Glass Candy, Kill Me Tomorrow
Dance Disaster Movement
Secret Puppets

Glass Candy
Beneath a shroud of glitter and pancake makeup lies the heartless, treble-heavy dissonance that is Portland's Glass Candy and the Shattered Theatre. As the stubbornly uncompromising puppeteer behind the band's meticulous trademark, guitarist Johnny Jewel molds and manages every miniscule aspect of the Class Candy faƁade--from their gorgeously elaborate Kinko's-craft artwork, to the Aladdin Sane sheen of their live performance--with a perfect figurehead in frontwoman Ida No, the band's shriekingly larger-than-life vocalist. With their heavily appropriated... well... everything, Glass Candy is at worst a phenomenal cover band (from the Shangri- Las to Roxy Music, and with a little Josie Cotton thrown in for good measure), and at best an insular revivalist movement.

Kill Me Tomorrow
There are bands that are instantly accessible and can instantly be categorized. These bands usually gain a certain amount of popularity, based on their ability to predict trends, master musical styles, and write catchy songs. Then there are bands you'll probably never hear of that hang around the fringes of genres. These bands are hard to categorize, wildly experimental, and never attain much notoriety because, let's face it, their music is too harsh for most people to swallow. If these bands are ever noted, it's usually because they are credited by another band that cites them as an influence. Kill Me Tomorrow definitely falls into the latter of these groups.

Dance Disaster Movement
You go to a show but you didn't realize that you would be entering a dance party where all the people are moving harder than disco freaks in a B-52's music video.

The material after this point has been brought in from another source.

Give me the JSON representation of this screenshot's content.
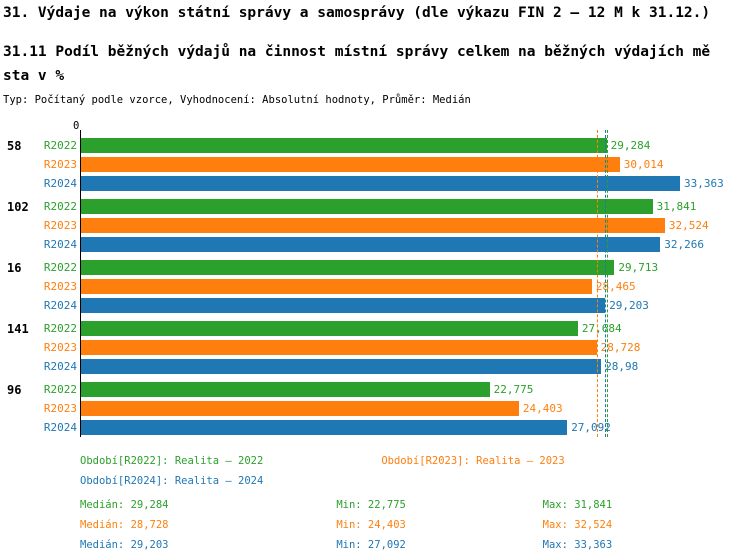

At the forefront is a two piece clad in white pumping out aggressive break beats and sultry rhythms. The sound comes at you like shotgun blasts with keyboards, guitar, percussions, and vocals. As you move closer to the stage, you see the singer in the middle of robotic seizures and steps that look as if you are watching Iggy Pop and Bugaloo Shrimp simultaneously on the same screen. They call themselves DDM, otherwise known as Dance Disaster Movement.